Su humildad era proverbial. Cierto día, la
religiosa le dijo:
-Padre,
cuando rezo por usted no sé qué pedir…
-¿No
sabes qué pedir? –se extrañó él. Yo te lo diré. Di al Señor: “Haz que este
pobre desgraciado haga siempre Tu voluntad”.
Y
añadió, con lágrimas en los ojos:
-Te
lo repito; cuando quieras rezar por mí pide solamente esto: “Que este pobre
desgraciado haga siempre Tu voluntad”.
¡Pobre
de mí! –se lamentaba el Padre Pío por carta, el 6 de noviembre de 1919-. ¡Pobre
de mí! No puedo encontrar reposo. Cansado, inmerso en la más extrema angustia,
en la más desesperada desolación. Vivo en la angustia más angustiada, no ya por
no poder encontrar a mi Dios, sino por no poder ganar a todos los hermanos para
Dios. Sufro y busco en Dios la salvación para ellos…¡Qué terrible cosa es vivir
del corazón! Esto obliga a morir en cada uno de los momentos y de una muerte
que no llega nunca a hacerme morir, sino para vivir muriendo y muriendo vivir”.
¿Sufrir?
¿Para qué? ¿Por quién?
Sufrir
para renovar la Pasión
por Jesús. Su continua experiencia mística, bendecido por tan admirables dones,
tenía precisamente como fin aumentar su capacidad de sufrimiento, como advertía
el cardenal Giuseppe Siri.
Sufrir
por todos, sin excepción. “No he venido a salvar a los justos, sino a los
pecadores”, dijo el Señor.
Muchos
“peces gordos”, como el Padre Pío solía llamar a los grandes pecadores,
mordieron el anzuelo de la conversión gracias al infalible cebo del sufrimiento
escondido.
Mary
Pyle, una protestante americana que permaneció muchos años junto a él en San
Giovanni Rotondo tras convertirse al catolicismo, y que a su muerte legó toda
su fortuna a la Iglesia
y al convento de capuchinos de Pietrelcina, ahondaba en ese mismo afán de
capturar almas para el Señor, durante su encuentro con la publicista María
Winowska:
“El
Padre Pío es un especialista en “peces gordos”, como se dice vulgarmente.

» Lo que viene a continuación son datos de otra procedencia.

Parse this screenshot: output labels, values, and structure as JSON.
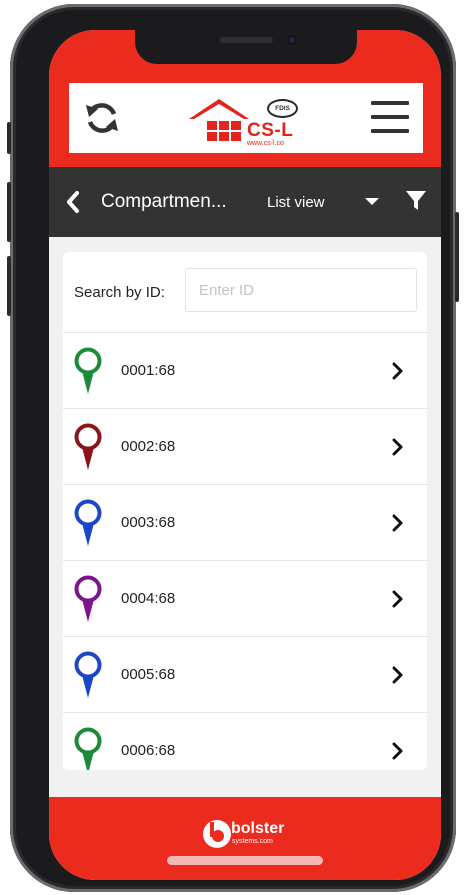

Pero
no lo olvide: cuando él se hace cargo de uno, es para siempre. En cierta
ocasión, me decía: “Quando io ho
sollevato un ‘anima, non la lascio ricadere più”; “Si alguna vez he
levantado un alma, puede estar muy tranquila, que no la dejaré caer de nuevo”.
También
“levantó el alma” de Domenico Tizzani, “un excelente maestro”, en palabras del
Padre Pío, que le impartió clases particulares durante tres años hasta
completar la enseñanza elemental.
El
profesor había abandonado su ministerio sacerdotal para convivir con una mujer
que le dio una hija. Años después, ordenado ya sacerdote, el Padre Pío pasó
junto a la casa de su antiguo maestro en Pietrelcina. A la entrada, vio llorar
desconsolada a una joven mujer. Era su única hija. Enterado que su padre
agonizaba, no vaciló en socorrerle pese a su condición de excomulgado.
El
último reencuentro entre profesor y alumno fue un calco de la parábola
evangélica del hijo pródigo. Ambos lloraron de inmensa alegría: Domenico,
arrepentido de sus pecados; su confesor, agradecido al Señor por su retorno al
redil.
Días
después, Domenico entregó su alma a Dios en medio de una paz infinita.
¡Cuántas
veces, a lo largo de su vida, el Padre Pío se ofreció al Señor por los demás
como un cordero pascual!
Las
locuciones con personajes celestiales traslucen su pasión incondicional por las
almas. Copiadas y transmitidas por el Padre Agostino de San Marco in Lamis, la
del 28 de noviembre de 1911 dice, por ejemplo, así:
“¡Oh,
Jesús! ¡Te recomiendo aquella alma! Debes convertirla. ¡Oh, Jesús! Te
recomiendo aquella persona: conviértela, sálvala. ¡Oh, Jesús! Convierte a aquel
hombre; te ofrezco por él todo mi propio ser”.
Al
día siguiente, volvía de nuevo a la carga:
“¡Dios
mío! ¡No le castigues! ¡Tampoco a nuestros sacerdotes les castigues! ¡A
nuestros superiores ayúdalos también! ¡Oh, concédele esta gracia! ¡Te he de
cansar! ¡Tú debes decir que sí! ¡Si se trata de castigar a los hombres,
castígame a mí! Debes ayudar a los sacerdotes, principalmente en nuestros
días…”
A
una de sus hijas espirituales, les escribía: “¿Cómo puedo olvidarte a ti, que
me has costado tan duros sacrificios y a quien he engendrado para Dios entre
agudos dolores?”.
Y
a un joven, llegado a San Giovanni desde el confín del mundo, le recordaba: “Yo
te rescaté al precio de mi sangre”.
¿No
se dice acaso en la carta a los Hebreos, “sin efusión de sangre no hay remisión”?
El
Padre Pío hizo suya esta frase de Paulo de Tarso a los Gálatas: “Hijos míos,
por quienes padezco otra vez dolores de parto hasta que Cristo esté formado en
vosotros”.
Sabía
perfectamente que la principal causa de tantos fracasos en las obras de apostolado
era la pretensión de ganar almas para Cristo sin sacrificio personal.